Tuesday, July 23, 2013

Forgiveness: Stage 3

I have five blogs. I realize this is excessive.

I start a new blog any time a really hard thing happens in my life. This one started after I lost my job. I meant for it to be about grace, but really it's been about forgiveness. Maybe they are the same thing. Almost two years later and I am still trying to figure this out—forgiving. Here's the rundown of what this process has been like for me:

1. At first, I felt hurt and graceful. I was sure I was right, the offender was wrong, and that this was so obvious to everyone involved that all would be repented of and forgiven quickly. 

2. Then, that didn't happen. Nothing happened. So then I felt hurt and pissed. The anthem of my hurt and pissed stage has been, “I can't even imagine ever treating anyone like that and then doing nothing.” This comes in variations, but overwhelmingly, “that person is scum.”

3. Next, I started writing this blog post (stage 2 has lasted a long time).

In-between and during all of these stages, there has been one thing that has made the movement to whatever this new phase is possible: gratitude. Gratitude is saving me from a life of hurt-pissed-off-ness.

Gratitude for what I have (easy):

I am grateful for my husband. I am grateful for how much closer we are than we ever were before. I am grateful that he is in a workplace and community where he is celebrated and respected and able to bring every good part of himself to the table. I am grateful for my job. I get to write Bible studies and shop at Hobby Lobby and cry with people and braid their hair and celebrate success and say “me too” and watch God do what God does. I do that every day. I work with dedicated, genuine people. I am grateful for my dog, who is perfect. I am grateful for my church. I am grateful for the wise and beautiful women there who teach me, who love me, who welcome me, who say “me too.”

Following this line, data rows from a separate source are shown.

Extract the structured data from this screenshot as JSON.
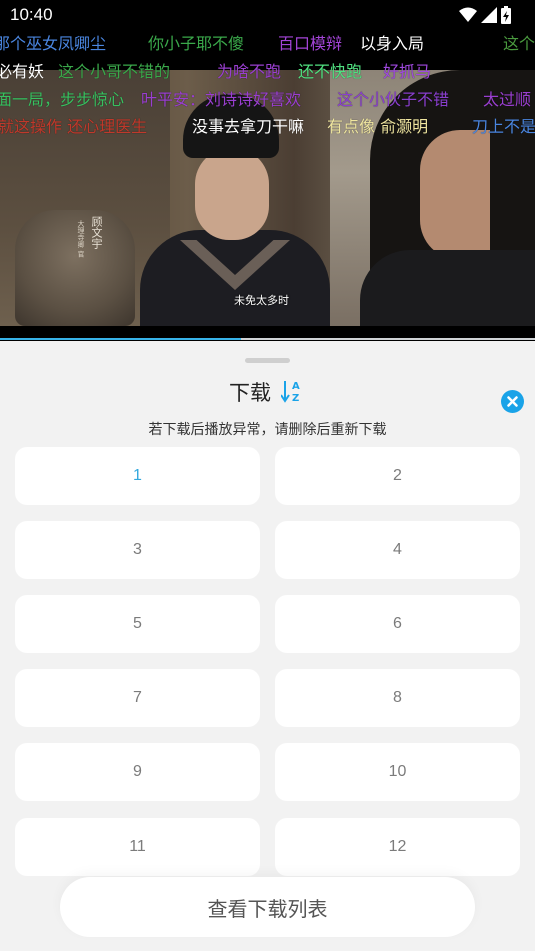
{
  "status_bar": {
    "time": "10:40"
  },
  "video": {
    "subtitle": "未免太多时",
    "name_tag": "顾文宇",
    "name_tag_small": "大理寺卿 官",
    "progress_fraction": 0.45
  },
  "danmaku": [
    {
      "text": "那个巫女凤卿尘",
      "color": "#4a86e0"
    },
    {
      "text": "你小子耶不傻",
      "color": "#3aa84a"
    },
    {
      "text": "百口模辩",
      "color": "#a344d6"
    },
    {
      "text": "以身入局",
      "color": "#ffffff"
    },
    {
      "text": "这个",
      "color": "#4a9a3f"
    },
    {
      "text": "必有妖",
      "color": "#ffffff"
    },
    {
      "text": "这个小哥不错的",
      "color": "#3aa84a"
    },
    {
      "text": "为啥不跑",
      "color": "#9a3fd0"
    },
    {
      "text": "还不快跑",
      "color": "#50e080"
    },
    {
      "text": "好抓马",
      "color": "#a049e0"
    },
    {
      "text": "面一局，步步惊心",
      "color": "#38c060"
    },
    {
      "text": "叶平安：刘诗诗好喜欢",
      "color": "#9a3fd0"
    },
    {
      "text": "这个小伙子不错",
      "color": "#8a3fcf"
    },
    {
      "text": "太过顺",
      "color": "#9a3fd0"
    },
    {
      "text": "就这操作 还心理医生",
      "color": "#c0392b"
    },
    {
      "text": "没事去拿刀干嘛",
      "color": "#ffffff"
    },
    {
      "text": "有点像 俞灏明",
      "color": "#f0e6a0"
    },
    {
      "text": "刀上不是",
      "color": "#4a86e0"
    }
  ],
  "sheet": {
    "title": "下载",
    "sort_icon": "sort-az-icon",
    "close_icon": "close-icon",
    "notice": "若下载后播放异常，请删除后重新下载",
    "episodes": [
      "1",
      "2",
      "3",
      "4",
      "5",
      "6",
      "7",
      "8",
      "9",
      "10",
      "11",
      "12"
    ],
    "selected_episode": "1",
    "view_list_label": "查看下载列表"
  },
  "colors": {
    "accent": "#1aa3e8",
    "selected_text": "#33a8dd",
    "sheet_bg": "#f2f2f2"
  }
}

Gratitude for what I had (harder):

Cynicism steals the glory of God. The glory of God being this: He works a perfect plan through an imperfect people. It is easy, in the pissed stage, the only see the imperfections. Focusing there, I was missing the point. God was working his perfect plan. Isn't it amazing that he could do it through them? The person-who-is-scum? There were good days. I was loved and I loved. God did amazing things. We found so much of ourselves and so much healing in that place, with those people, because of our God. I can be grateful most days now.

Gratitude for my own forgiveness (hardest):

I have written a lot of other things in order to get to this—the one thing I wanted to say. This is the newest thing. It was pointed out to me that—despite my raging anthem otherwise, I am very capable of treating someone that terribly and then doing nothing.

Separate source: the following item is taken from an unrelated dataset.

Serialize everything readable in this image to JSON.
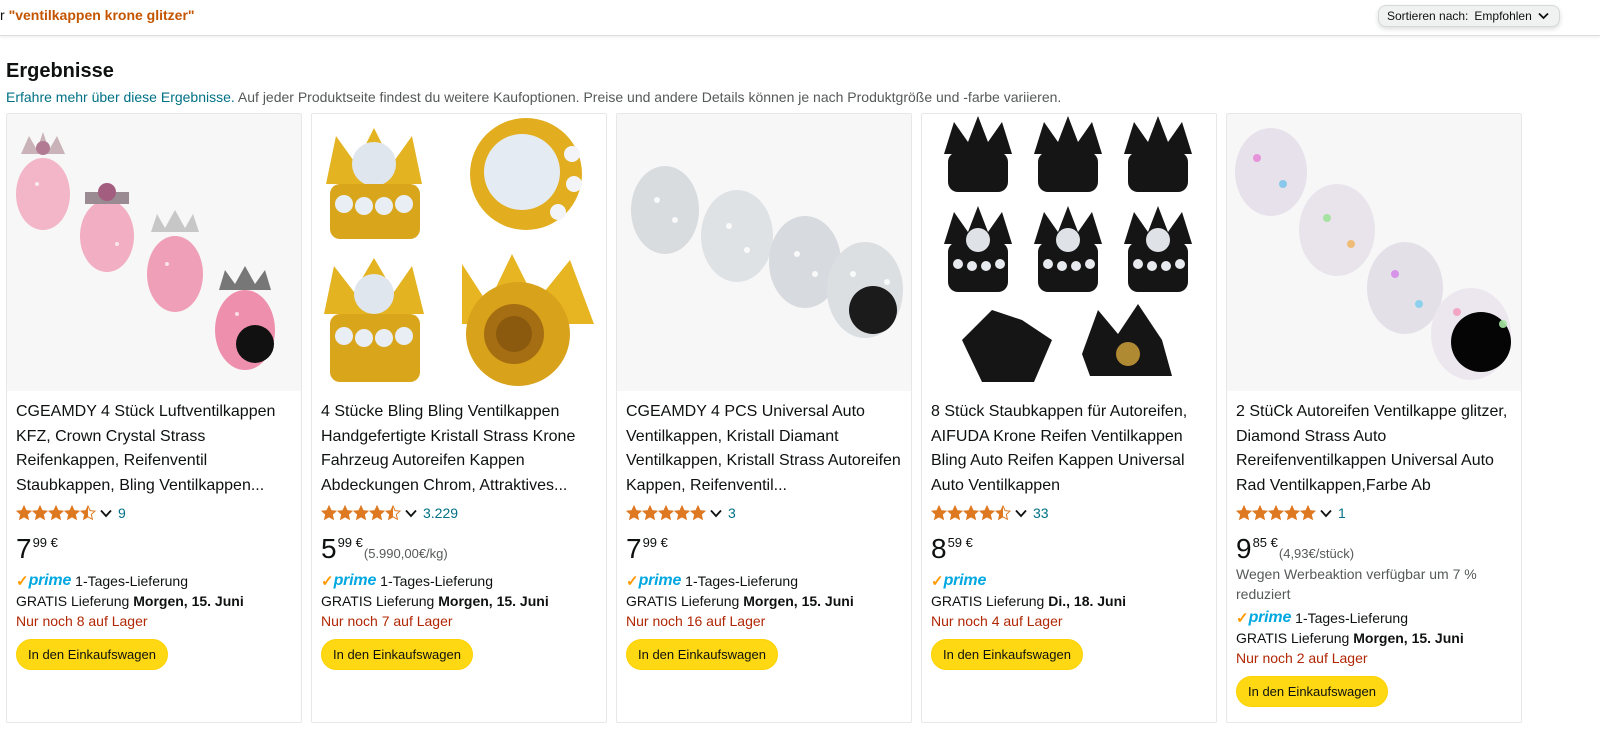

I have held it against the offender—his pride. “How proud would you have to be not to apologize?” I say this in an incredulous tone.

And now, I confront my own. Because the next sentence in that line of thought is, “I would never do that. I am so much better than you.”

We become the things we hate.

I am a prideful person. An arrogant, angry one. I thought maybe, “I'd never act like that” would solve the problem for me—make me into a different sort of person from “them” but it doesn't work at all. It isn't true. That thought, in itself, is me being part of the exact same cycle of pride and anger that I was so wounded by. No thank you. I need a new way.

Gratitude, again, helps me find it. I've asked so long now, “how?” How am I supposed to forgive this? Stage 3: Realizing forgiveness for others flows out of my own forgiven-ness.  Stage 3: I take my pride and say, yes, me too.